Spiraling toward catastrophe in South Sudan

December 27, 2016
Written by Kieran McConville
Photo by Kieran McConville

A serious humanitarian crisis is unfolding in the world’s youngest nation — beyond the glare of the international media spotlight. Concern is working to hold back the tide in a remote, forgotten region.

For three years there have been waves of violence and conflict in South Sudan, driving over three million people from their homes, over of a million of them fleeing the country altogether. Since July of this year the situation has worsened, with thousands of families crossing the border into Uganda every week. On just one day, December 13, over 7,000 people arrived in the neighboring country, seeking refuge.

Concern is working in the displacement camps in Juba and Bentiu, as well as BidiBidi in Uganda, which is set to become the biggest refugee camp in the world. We are providing shelter, water, sanitation, and nutrition services.

Food distributions in Northern Bahr el Ghazal, South Sudan.

A food distribution in Northern Bahr el Ghazal, South Sudan. Concern has been supplying 37,000 households per quarter with sorghum, vegetable oil, and lentils or beans. For under five children and pregnant or lactating mothers there’s a corn/soya blend to supplement. Photo: Kieran McConville

Signs of trouble ahead

But outside of the camps and away from the conflict flashpoints, another mostly unreported crisis is looming. In Northern Bahr el Ghazal, huge numbers of people have had their livelihoods devastated by the economic fallout from the conflict. The South Sudanese pound has plunged in value and in October of 2016 the national inflation rate was over 800%  — the highest in the world. Coupled with border closures, this has made it impossible for already-stressed families to survive without assistance.

Ayak Bol says she and her family have been surviving on wild leaves, fruit and roots, barely enough to sustain them.

“We are distributing emergency food aid to 37,000 families every quarter — and that’s just barely containing the problem,” sayd Concern Program Director, Chris Oyua. “Many people are hovering on the verge of starvation and the malnutrition levels among children are the highest since we started keeping records 15 years ago.”

The situation is now so bad that many families are resorting to desperate measures. At one Concern food distribution site, mother of five Ayak Bol says she and her family have been surviving on wild leaves, fruit and roots, barely enough to sustain them. “I have no breast milk,” Ayak says. “My baby is always crying. I have no hope. Without you we would have no future at all.”

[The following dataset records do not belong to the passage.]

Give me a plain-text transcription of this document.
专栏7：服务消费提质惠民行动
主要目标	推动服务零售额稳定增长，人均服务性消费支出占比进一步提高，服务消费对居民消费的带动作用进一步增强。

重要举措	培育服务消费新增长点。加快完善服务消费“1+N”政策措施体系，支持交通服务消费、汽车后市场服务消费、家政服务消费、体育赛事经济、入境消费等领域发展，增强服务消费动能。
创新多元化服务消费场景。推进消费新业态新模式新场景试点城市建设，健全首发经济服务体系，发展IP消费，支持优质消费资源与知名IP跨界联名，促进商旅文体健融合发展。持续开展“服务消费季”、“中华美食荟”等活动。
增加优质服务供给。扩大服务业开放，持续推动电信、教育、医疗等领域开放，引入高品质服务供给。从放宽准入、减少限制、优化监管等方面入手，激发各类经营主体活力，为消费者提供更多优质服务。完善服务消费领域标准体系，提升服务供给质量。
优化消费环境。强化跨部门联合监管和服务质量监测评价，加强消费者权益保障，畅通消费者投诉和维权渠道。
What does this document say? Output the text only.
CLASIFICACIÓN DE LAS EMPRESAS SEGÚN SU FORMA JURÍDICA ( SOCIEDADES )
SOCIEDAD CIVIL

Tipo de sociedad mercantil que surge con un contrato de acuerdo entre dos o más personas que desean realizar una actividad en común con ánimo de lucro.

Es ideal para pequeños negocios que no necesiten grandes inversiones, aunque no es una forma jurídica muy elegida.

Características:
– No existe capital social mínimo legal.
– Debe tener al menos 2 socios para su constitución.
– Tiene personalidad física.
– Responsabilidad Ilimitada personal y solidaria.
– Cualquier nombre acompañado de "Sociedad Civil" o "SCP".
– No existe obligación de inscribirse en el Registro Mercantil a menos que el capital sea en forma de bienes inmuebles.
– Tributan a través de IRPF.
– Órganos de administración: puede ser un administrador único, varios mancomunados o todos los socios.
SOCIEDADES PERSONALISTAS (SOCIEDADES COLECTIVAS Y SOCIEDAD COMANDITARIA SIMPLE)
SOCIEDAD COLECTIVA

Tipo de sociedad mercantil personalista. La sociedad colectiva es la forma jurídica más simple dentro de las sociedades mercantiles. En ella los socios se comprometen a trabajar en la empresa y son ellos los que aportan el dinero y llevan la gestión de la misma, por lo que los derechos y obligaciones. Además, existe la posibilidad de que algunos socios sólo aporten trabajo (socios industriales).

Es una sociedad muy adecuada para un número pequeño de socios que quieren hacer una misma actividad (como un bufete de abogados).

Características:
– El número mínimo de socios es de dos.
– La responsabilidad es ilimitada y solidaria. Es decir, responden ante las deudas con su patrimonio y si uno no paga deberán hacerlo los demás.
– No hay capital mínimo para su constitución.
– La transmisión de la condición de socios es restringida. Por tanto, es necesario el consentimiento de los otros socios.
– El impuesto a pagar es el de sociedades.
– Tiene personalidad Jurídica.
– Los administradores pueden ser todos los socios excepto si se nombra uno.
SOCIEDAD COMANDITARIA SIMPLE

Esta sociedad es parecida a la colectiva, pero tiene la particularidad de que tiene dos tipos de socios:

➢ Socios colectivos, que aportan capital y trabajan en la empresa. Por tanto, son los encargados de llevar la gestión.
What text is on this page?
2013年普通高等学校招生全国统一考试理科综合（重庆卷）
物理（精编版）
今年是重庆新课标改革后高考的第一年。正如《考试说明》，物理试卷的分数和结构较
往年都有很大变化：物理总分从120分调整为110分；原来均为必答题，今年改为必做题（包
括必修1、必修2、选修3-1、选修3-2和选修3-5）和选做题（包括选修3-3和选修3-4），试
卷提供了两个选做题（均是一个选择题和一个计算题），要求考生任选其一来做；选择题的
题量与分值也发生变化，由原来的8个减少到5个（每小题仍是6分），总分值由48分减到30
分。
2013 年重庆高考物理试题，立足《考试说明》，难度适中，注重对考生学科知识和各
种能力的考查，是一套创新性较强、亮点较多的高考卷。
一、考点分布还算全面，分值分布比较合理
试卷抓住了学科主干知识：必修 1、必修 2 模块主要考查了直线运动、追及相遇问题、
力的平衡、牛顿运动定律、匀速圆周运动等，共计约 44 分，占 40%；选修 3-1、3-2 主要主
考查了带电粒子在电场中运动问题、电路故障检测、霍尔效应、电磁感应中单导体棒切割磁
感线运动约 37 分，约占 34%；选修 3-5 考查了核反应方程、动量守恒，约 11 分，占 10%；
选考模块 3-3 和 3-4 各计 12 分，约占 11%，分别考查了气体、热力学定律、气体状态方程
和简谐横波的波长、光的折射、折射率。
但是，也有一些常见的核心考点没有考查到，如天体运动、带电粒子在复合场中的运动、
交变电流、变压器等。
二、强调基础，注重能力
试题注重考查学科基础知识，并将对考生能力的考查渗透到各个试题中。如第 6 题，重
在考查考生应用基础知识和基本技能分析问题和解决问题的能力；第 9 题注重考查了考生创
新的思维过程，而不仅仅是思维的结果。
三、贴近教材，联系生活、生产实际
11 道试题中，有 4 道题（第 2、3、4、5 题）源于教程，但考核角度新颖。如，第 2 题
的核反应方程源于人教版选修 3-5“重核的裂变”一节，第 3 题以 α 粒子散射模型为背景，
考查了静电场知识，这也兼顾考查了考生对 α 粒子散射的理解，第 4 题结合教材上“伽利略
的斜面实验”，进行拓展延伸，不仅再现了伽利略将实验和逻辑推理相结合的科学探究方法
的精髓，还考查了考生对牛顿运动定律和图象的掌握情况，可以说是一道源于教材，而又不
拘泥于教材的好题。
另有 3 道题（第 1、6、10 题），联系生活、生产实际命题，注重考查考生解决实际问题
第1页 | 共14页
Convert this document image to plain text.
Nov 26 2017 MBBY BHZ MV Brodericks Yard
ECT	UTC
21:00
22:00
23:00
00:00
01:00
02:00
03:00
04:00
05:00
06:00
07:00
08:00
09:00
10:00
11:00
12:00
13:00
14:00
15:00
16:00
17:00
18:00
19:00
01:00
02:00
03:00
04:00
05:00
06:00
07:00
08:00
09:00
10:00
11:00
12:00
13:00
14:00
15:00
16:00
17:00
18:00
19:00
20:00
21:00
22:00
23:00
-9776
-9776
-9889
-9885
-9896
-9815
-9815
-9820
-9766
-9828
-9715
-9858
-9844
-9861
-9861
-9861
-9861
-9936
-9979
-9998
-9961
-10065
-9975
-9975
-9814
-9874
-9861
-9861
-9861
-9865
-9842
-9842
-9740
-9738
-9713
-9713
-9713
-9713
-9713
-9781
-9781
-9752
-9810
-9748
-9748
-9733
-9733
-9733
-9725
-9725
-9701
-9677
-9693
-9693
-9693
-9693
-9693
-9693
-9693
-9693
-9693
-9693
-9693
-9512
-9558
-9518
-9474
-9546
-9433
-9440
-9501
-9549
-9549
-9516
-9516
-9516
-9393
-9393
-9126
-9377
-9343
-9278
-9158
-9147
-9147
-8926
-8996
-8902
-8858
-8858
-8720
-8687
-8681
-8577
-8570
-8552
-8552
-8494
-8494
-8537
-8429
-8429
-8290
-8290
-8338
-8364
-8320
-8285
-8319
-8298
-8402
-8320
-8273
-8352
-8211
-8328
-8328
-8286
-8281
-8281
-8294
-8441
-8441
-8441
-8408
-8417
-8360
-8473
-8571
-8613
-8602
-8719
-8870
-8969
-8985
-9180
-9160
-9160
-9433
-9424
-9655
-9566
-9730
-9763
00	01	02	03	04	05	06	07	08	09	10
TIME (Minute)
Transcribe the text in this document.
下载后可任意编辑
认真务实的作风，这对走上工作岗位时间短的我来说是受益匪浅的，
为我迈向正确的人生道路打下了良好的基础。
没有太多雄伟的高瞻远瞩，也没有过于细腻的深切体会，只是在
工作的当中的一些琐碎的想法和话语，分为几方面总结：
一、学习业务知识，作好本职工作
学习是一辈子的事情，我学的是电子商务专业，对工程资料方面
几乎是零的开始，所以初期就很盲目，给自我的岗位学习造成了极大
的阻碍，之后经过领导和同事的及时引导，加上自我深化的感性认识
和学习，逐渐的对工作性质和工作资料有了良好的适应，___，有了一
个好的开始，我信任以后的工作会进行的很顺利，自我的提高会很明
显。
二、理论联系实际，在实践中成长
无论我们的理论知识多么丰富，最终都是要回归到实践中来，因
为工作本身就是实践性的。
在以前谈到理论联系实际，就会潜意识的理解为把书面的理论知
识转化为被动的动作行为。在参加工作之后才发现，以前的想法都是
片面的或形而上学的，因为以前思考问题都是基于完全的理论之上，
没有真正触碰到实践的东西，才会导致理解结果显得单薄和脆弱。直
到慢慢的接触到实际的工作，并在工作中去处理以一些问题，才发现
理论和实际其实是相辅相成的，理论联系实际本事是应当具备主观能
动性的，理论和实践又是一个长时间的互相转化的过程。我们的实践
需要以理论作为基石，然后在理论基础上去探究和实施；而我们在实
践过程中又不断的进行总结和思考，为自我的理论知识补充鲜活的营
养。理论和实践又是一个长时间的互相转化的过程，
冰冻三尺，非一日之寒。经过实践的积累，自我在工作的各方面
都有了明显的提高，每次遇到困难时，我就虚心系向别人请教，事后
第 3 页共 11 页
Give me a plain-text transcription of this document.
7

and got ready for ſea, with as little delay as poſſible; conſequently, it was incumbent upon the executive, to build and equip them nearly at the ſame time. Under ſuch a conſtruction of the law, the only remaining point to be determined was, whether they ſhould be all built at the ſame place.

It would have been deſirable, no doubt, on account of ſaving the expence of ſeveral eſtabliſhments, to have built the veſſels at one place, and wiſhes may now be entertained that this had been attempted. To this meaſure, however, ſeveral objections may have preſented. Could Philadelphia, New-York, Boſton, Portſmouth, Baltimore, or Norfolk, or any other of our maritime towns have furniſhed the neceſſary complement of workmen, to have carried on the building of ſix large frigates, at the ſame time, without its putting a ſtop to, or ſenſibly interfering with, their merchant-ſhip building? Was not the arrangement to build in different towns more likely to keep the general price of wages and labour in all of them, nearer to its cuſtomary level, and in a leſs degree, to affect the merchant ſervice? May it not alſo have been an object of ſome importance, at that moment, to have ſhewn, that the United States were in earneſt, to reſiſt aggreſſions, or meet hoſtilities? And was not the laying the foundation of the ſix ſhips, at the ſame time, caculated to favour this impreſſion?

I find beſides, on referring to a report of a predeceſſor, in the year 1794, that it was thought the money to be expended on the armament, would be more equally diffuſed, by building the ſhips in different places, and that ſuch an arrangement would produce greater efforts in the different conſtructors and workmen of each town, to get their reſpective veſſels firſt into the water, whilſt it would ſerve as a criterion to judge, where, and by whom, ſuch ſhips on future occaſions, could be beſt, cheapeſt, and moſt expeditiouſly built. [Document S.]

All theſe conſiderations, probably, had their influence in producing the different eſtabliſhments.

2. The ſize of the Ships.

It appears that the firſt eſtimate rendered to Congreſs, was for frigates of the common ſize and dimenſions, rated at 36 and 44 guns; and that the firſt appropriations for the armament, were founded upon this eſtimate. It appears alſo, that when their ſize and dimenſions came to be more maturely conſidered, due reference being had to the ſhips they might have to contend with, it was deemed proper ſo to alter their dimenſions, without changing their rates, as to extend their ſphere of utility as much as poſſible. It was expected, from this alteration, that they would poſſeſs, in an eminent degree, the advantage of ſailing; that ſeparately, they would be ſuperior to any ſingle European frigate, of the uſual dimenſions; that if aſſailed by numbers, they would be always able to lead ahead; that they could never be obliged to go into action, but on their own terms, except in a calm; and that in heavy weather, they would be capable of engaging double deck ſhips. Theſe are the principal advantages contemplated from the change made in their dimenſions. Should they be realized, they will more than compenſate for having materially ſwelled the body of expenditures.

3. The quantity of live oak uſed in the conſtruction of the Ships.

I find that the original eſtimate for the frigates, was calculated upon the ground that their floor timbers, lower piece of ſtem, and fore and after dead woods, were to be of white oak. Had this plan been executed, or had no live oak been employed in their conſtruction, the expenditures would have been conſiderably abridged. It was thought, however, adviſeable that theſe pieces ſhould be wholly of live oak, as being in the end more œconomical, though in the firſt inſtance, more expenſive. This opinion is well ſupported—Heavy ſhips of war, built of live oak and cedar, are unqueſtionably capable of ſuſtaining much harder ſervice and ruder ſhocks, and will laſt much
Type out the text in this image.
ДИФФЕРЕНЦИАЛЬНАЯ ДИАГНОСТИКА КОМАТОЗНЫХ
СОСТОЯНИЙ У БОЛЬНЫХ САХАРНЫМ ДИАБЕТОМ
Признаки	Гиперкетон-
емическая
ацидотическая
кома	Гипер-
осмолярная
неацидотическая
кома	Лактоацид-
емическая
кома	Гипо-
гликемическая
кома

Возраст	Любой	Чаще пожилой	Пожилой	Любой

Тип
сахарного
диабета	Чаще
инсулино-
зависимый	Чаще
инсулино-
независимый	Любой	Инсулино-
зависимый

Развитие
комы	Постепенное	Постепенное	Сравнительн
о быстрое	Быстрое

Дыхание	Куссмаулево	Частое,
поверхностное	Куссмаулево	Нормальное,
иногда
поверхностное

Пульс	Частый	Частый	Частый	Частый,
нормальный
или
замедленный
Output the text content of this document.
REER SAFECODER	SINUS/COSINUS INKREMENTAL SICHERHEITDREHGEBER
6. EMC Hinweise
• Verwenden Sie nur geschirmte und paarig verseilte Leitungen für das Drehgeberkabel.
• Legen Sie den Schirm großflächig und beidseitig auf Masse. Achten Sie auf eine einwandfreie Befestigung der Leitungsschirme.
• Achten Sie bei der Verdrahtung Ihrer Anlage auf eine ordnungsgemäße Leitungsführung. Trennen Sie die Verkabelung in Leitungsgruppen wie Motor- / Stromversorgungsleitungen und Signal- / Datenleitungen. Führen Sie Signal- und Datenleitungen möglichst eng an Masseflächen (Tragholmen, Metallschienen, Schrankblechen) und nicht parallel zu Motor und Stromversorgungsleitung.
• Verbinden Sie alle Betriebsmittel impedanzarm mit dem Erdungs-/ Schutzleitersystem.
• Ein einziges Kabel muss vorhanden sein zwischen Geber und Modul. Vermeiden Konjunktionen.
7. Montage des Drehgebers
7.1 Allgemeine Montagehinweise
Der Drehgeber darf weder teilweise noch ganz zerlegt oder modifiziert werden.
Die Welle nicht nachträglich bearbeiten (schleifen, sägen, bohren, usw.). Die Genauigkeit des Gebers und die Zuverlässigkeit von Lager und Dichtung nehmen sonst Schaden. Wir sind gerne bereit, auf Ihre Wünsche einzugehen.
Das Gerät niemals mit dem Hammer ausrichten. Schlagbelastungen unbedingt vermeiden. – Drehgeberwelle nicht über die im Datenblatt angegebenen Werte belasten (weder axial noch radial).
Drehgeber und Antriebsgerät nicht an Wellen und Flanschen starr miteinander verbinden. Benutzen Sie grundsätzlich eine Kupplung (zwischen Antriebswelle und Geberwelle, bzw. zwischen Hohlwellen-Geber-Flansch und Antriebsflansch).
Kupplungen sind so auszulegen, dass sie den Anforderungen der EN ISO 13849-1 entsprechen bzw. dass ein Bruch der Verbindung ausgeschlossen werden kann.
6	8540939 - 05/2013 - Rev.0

Ayak Bol at a food distribution in Northern Bahr el Ghazal, South Sudan

Ayak Bol at a food distribution being carried out by Concern Worldwide and World Food Programme (WFP) in Northern Bahr el Ghazal, South Sudan. Ayak, a mother of five, says she can no longer breast feed her 7 month old because of hunger. Photo: Kieran McConville

Scrambling to keep up

Concern is supporting the local health authorities with a massive child nutrition program. In the town of Nyamlel, young mother Aweng Akon arrives with her ten-month-old baby, Adut. “Normally at this age she should weigh between 15 and 22 pounds. “When she arrived here she weighed just under 10 pounds,” says Concern Emergency Nutritionist, Stella Edong. “She was severely acutely malnourished. We’ve seen a huge spike in cases like Adut — and this is post-harvest, which is the best case scenario. In the coming months this is going to get a lot worse.”

“Over the past ten years this region has gradually been forgotten by many — the number of NGOs working here fell from 180 to around 40.” — Chris Oyua

To illustrate the seriousness of the problem, figures show that this year over 150,000 people from Northern Bahr el Ghazal have made the crossing into Sudan, some even seeking refuge in Darfur.

“Over the past ten years this region has gradually been forgotten by many — the number of NGOs working here fell from 180 to around 40,” according to Chris Oyua. “We have quadrupled our staff numbers and are doing everything we can, but we are literally trying to hold back the tide. It’s almost overwhelming. We are on the verge of a catastrophe.”